On me demande d’écrire un programme détaillé de tous mes cours à venir. Ce que je compte faire à chaque session jusqu’à la fin de l’année.
Je le fais sans broncher, car je ne suis pas l’ennemi de l’ordre. Sous mes allures bordéliques, je suis quelqu’un de structuré et je sais où je vais avec chacune de mes classes.
Le problème est que l’enseignement n’est pas une question d’ordre et d’organisation. L’administration, là encore, fait fausse route. L’administration ne comprend rien d’autre, en réalité, que son propre fonctionnement. Pour elle, rien n’a de réalité qui ne soit mesurable, prévisible et quantifiable.
Vouloir de toute force lutter contre l’incohérence et le désordre, c’est compréhensible, mais il faut faire attention à ce que cela ne détruise pas l’improvisation, l’inspiration soudaine, la force d’enthousiasme qui peut se dégager d’un cours.
Un professeur n’est pas un technicien qui applique des méthodes. Réduire un professeur à cela, c’est le rêve des formateurs de formateurs, c’est-à-dire des administrateurs. C’est oublier que l’enseignement, c’est d’abord une rencontre physique. Quelque chose de physique, de chimique, de passionnel.
Ce qui se passe entre un professeur et un étudiant, c’est une chose complexe qui ne se réduit pas à l’opération passive et programmée d’un savoir préétabli qui coule, univoque, dans des cerveaux réceptifs. Quand on se souvient d’un prof qu’on a aimé, c’est qu’il nous a apporté quelque chose de spécial, il nous a inspiré, il a fait des choses et il a dit des choses qui ne pouvaient trouver place dans un programme.
Un bon professeur sait créer une atmosphère électrique, un courant entre les étudiants et lui, il réveille quelques étudiants qui voient des choses nouvelles, non pas grâce à lui ni grâce à ses paroles, mais grâce au courant électrique qui les fait penser de manière inattendue.

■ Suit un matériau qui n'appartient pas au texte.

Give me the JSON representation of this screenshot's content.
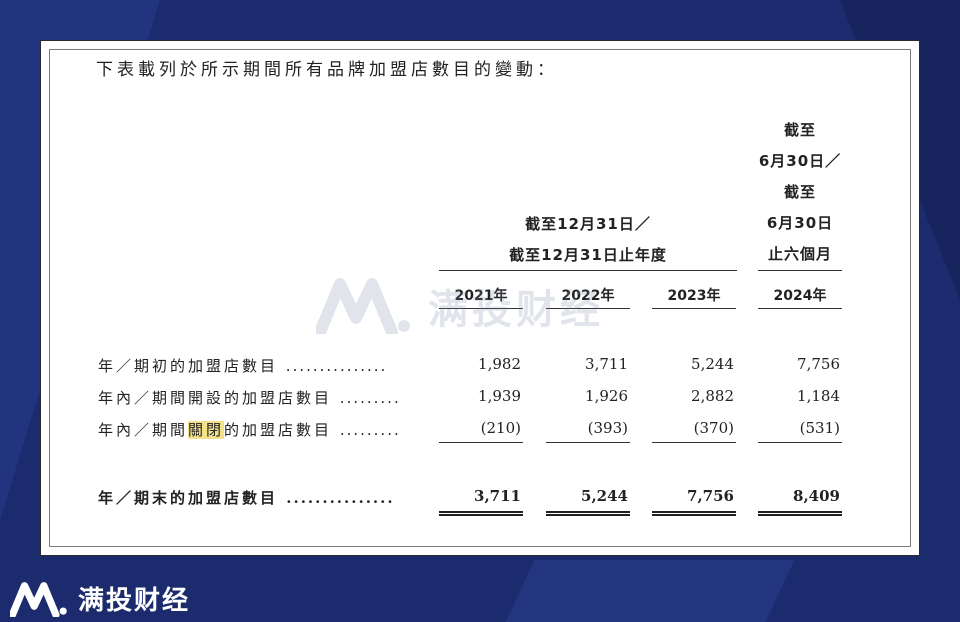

Un bon cours doit être un peu déstabilisant, surprenant, il peut même être décevant. Souvenons-nous du plus grand professeur de l’histoire, Socrate. Il n’avait aucune bonne parole à diffuser, aucun contenu pédagogique à faire passer, aucun programme à respecter, et ses interlocuteurs étaient parfois énervés de ce qu’il ne leur donnait jamais de réponses appropriées. Décevoir les attentes des gens faisait bien sûr partie intégrante de sa méthode.
Nous retrouvons la même chose avec Confucius. Confucius déçoit constamment ses disciples et il les oblige à penser « à côté de la plaque ». Les étudiants, pour acquérir un savoir de valeur, doivent passer par des stades de perplexité, de doute, de suspens. Si on refuse tout impondérable dans les salles de classe, on fait de l’enseignement un service parmi d’autres et du professeur un administrateur. C’est ce à quoi veut tendre l’administration et tous ceux qui méprisent la pensée.
Bon, je vais leur donner mon programme de l’année, car il ne faut jamais se braquer contre l’administration. Elle est toujours plus forte que vous car elle n’a pas de capacité de dialogue, de compréhension ou d’ouverture à l’autre. En voilà une qui ne déçoit jamais personne.